2. Prof. Dr. Syamsuddin Haris (Dewan Pengawas Pengurus Pusat AIPI)
Sub tema: “Desain pemilu serentak 2019”
3. Dr. Nur Hidayat Sardini, S.Sos., M.Si, (Komisioner DKPP)
Sub tema: “Potensi Pelanggaran Etik Penyelenggara Pemilu dalam Pemilu Serentak 2019”
4. Ir. H. M Lukman Edy, M.Si (Ketua Pansus RUU Pemilu)
Sub tema: “Isu-isu krusial dalam UU pemilu serentak 2019”
5. Drs. Bambang Eka C.W, M.Si (UMY)
Sub tema: “Sistem pengawasan dalam pemilu serentak 2019”
Setelah pemaparan dari pemakalah utama kemudian dilanjutkan dengan sesi paralel 1-3 makalah sumbangan, sesi paralel 4-6 makalah sumbangan dan ditutup dengan jamuan makan malam bersama Sri Sultan HB X di Bangsal Sri Manganti, Kraton.
Setengah hari pada hari kedua dilakukan perumusan rekomendasi desain pemilu serentak dan perubahan UU Politik yang akan diserahkan kepada Presiden dan Pimpinan DPR. Secara garis besar hasil pembahasan dan diskusi yang intens dari para peserta Seminar Nasional XXVII AIPI dapat dirumuskan beberapa hal-hal sebagai berikut:
1. Perlu konsistensi antara sistem presidensial dengan sistem kepartaian dan sistem pemilu. Seminar nasional ke 27 AIPI merekomendasikan agar sistem pemilu serentak dirancang secara terpisah antara sistem pemilu nasional serentak dan pemilu serentak lokal.
2. Apabila pemilu lima kotak tetap dijalankan pilihan resikonya kita tidak mendapatkan insentif dari gagasan-gagasan pemilu kecuali sekedar insentif persamaan waktu dan efisiensi pendanaan.
3. Terhadap isu presidential threshold dalam seminar nasional ke XXVII AIPI ditekankan bahwa dalam pemilu serentak ambang batas presiden sebagai syarat pencalonan presiden dan wakil presiden tidak lagi relevan dengan prinsip keserentakan penyelenggaraan pemilu.
4. Untuk mewujudkan tradisi politik dalam pemerintahan secara damai dan teratur diperlukan pengaturan model koalisi yang relatif longgar khususnya formula koalisi pada pemilu presiden putaran pertama.

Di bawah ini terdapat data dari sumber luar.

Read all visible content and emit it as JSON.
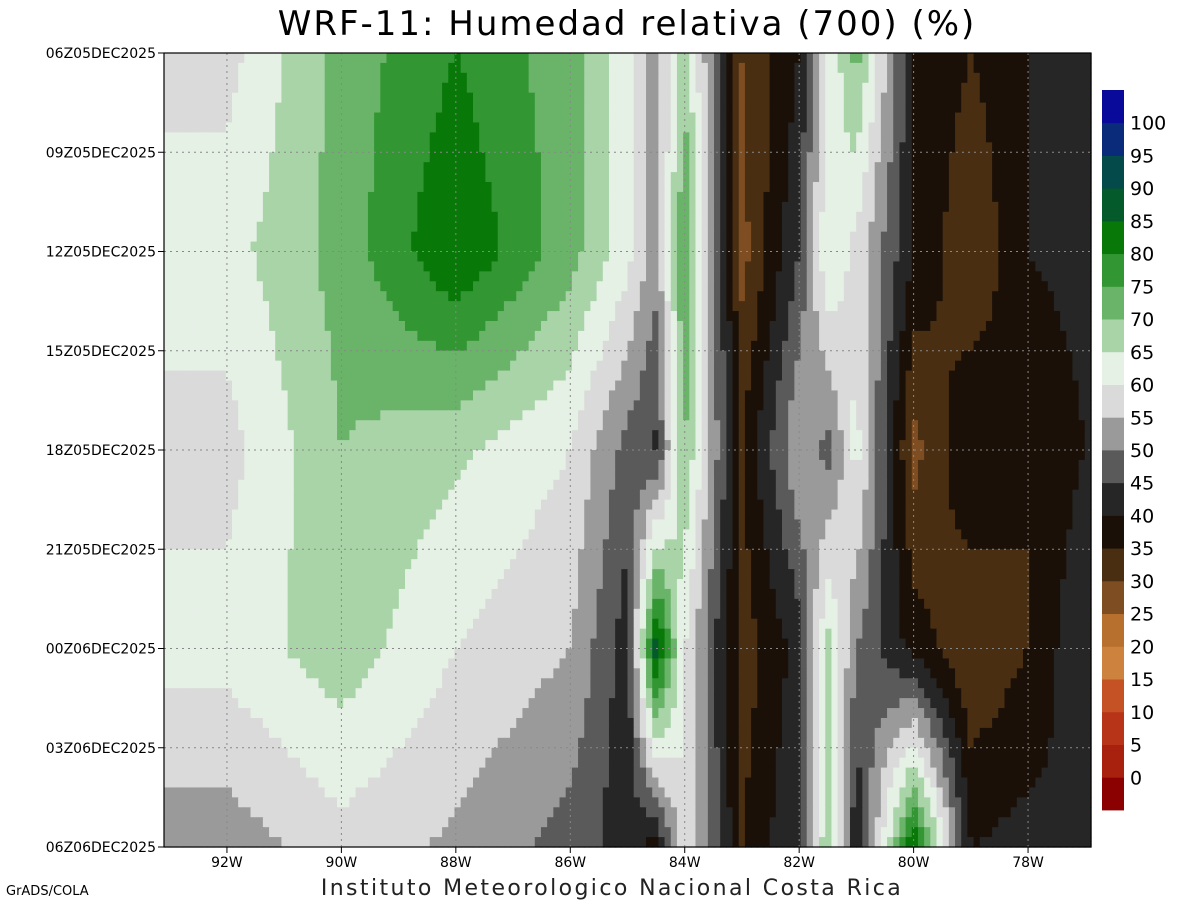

5. Proses kandidasi calon presiden dan wakil presiden dilakukan melalui pemilu pendahuluan sebagai salah satu cara agar partai politik melibatkan banyak pihak khususnya publik dalam proses penentuan calon presiden dan wakil presiden.

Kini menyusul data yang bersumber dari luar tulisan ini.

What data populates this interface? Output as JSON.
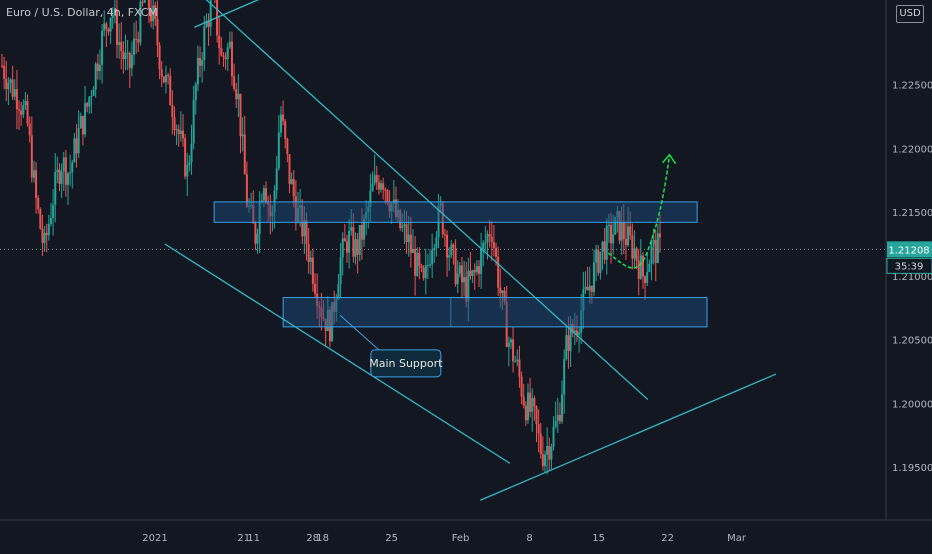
{
  "header": {
    "symbol_title": "Euro / U.S. Dollar, 4h, FXCM",
    "currency": "USD"
  },
  "price_label": "1.21208",
  "countdown_label": "35:39",
  "annotation": {
    "text": "Main Support"
  },
  "colors": {
    "background": "#131722",
    "up": "#26a69a",
    "down": "#ef5350",
    "trendline": "#2fb8c7",
    "zone_fill": "#1c4f85",
    "zone_border": "#3aa0e8",
    "projection": "#19e34a",
    "price_tag": "#26a69a"
  },
  "chart_data": {
    "type": "candlestick",
    "title": "Euro / U.S. Dollar, 4h, FXCM",
    "ylim": [
      1.1925,
      1.2325
    ],
    "y_ticks": [
      1.195,
      1.2,
      1.205,
      1.21,
      1.215,
      1.22,
      1.225
    ],
    "y_tick_labels": [
      "1.19500",
      "1.20000",
      "1.20500",
      "1.21000",
      "1.21500",
      "1.22000",
      "1.22500"
    ],
    "x_tick_labels": [
      "21",
      "28",
      "2021",
      "11",
      "18",
      "25",
      "Feb",
      "8",
      "15",
      "22",
      "Mar"
    ],
    "last_price": 1.21208,
    "price_path": [
      1.2265,
      1.225,
      1.224,
      1.222,
      1.216,
      1.212,
      1.216,
      1.219,
      1.218,
      1.221,
      1.223,
      1.226,
      1.229,
      1.231,
      1.228,
      1.226,
      1.229,
      1.232,
      1.23,
      1.226,
      1.224,
      1.221,
      1.218,
      1.225,
      1.229,
      1.232,
      1.227,
      1.228,
      1.224,
      1.216,
      1.213,
      1.218,
      1.214,
      1.223,
      1.218,
      1.215,
      1.213,
      1.21,
      1.207,
      1.206,
      1.211,
      1.213,
      1.212,
      1.214,
      1.217,
      1.218,
      1.216,
      1.214,
      1.213,
      1.211,
      1.209,
      1.213,
      1.215,
      1.212,
      1.21,
      1.209,
      1.21,
      1.212,
      1.214,
      1.209,
      1.205,
      1.203,
      1.2,
      1.199,
      1.196,
      1.197,
      1.199,
      1.205,
      1.206,
      1.208,
      1.21,
      1.212,
      1.213,
      1.214,
      1.213,
      1.212,
      1.21,
      1.212,
      1.2121
    ],
    "zones": [
      {
        "from": 1.2142,
        "to": 1.2158,
        "x_start": "Jan 7",
        "x_end": "Feb 25"
      },
      {
        "from": 1.206,
        "to": 1.2083,
        "x_start": "Jan 14",
        "x_end": "Feb 26"
      }
    ],
    "lines": [
      {
        "name": "upper downtrend",
        "from": [
          "Jan 5",
          1.2325
        ],
        "to": [
          "Feb 20",
          1.2003
        ]
      },
      {
        "name": "lower channel",
        "from": [
          "Jan 2",
          1.2125
        ],
        "to": [
          "Feb 6",
          1.1953
        ]
      },
      {
        "name": "rising support",
        "from": [
          "Feb 3",
          1.1924
        ],
        "to": [
          "Mar 5",
          1.2023
        ]
      },
      {
        "name": "prior trend",
        "from": [
          "Dec 16",
          1.2295
        ],
        "to": [
          "Dec 25",
          1.2325
        ]
      }
    ],
    "projection": {
      "from": 1.2118,
      "dip": 1.2105,
      "to": 1.2195
    },
    "grid": false,
    "legend": "none"
  }
}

6. Perlunya kejelasan rumusan hukum dalam bentuk UU dalam pengertian tidak multitafsir yang menjadi pegangan bagi penyelenggara pemilu serentak 2019.
7. Dalam menjaga representasi keterwakilan perempuan dalam pemilu serentak 2019 RUU pemilu serentak sebaiknya mengatur kewajiban dan keharusan bagi parati untuk menetapkan representasi keterwakilan perempuan sekurang-kurangnya 30% baik pada saat penyusunan calon anggota legislatif maupun dalam kepengurusan partai politik.
8. Dalam rangka memperbaiki kualitas hasil pemilu khususnya kualitas anggota calon perwakilan rakyat perlu adanya kewajiban bagi partai untuk melakukan proses kandidasi politik yang demokratis di internal partai secara terbuka yang melibatkan publik dan atau anggota partai politik.
9. Tata kelola pemilu sangat tergantung pada pilihan sistem pemilu dan pengabdian atau maksud pemilu serentak.
10. Dalam hal pengawasan sistem keadilan pemilu belum sempurna karena hanya didesain dalam dua sistem, tetapi belum ada alternatif sebagai landasan keadlilan pemilu.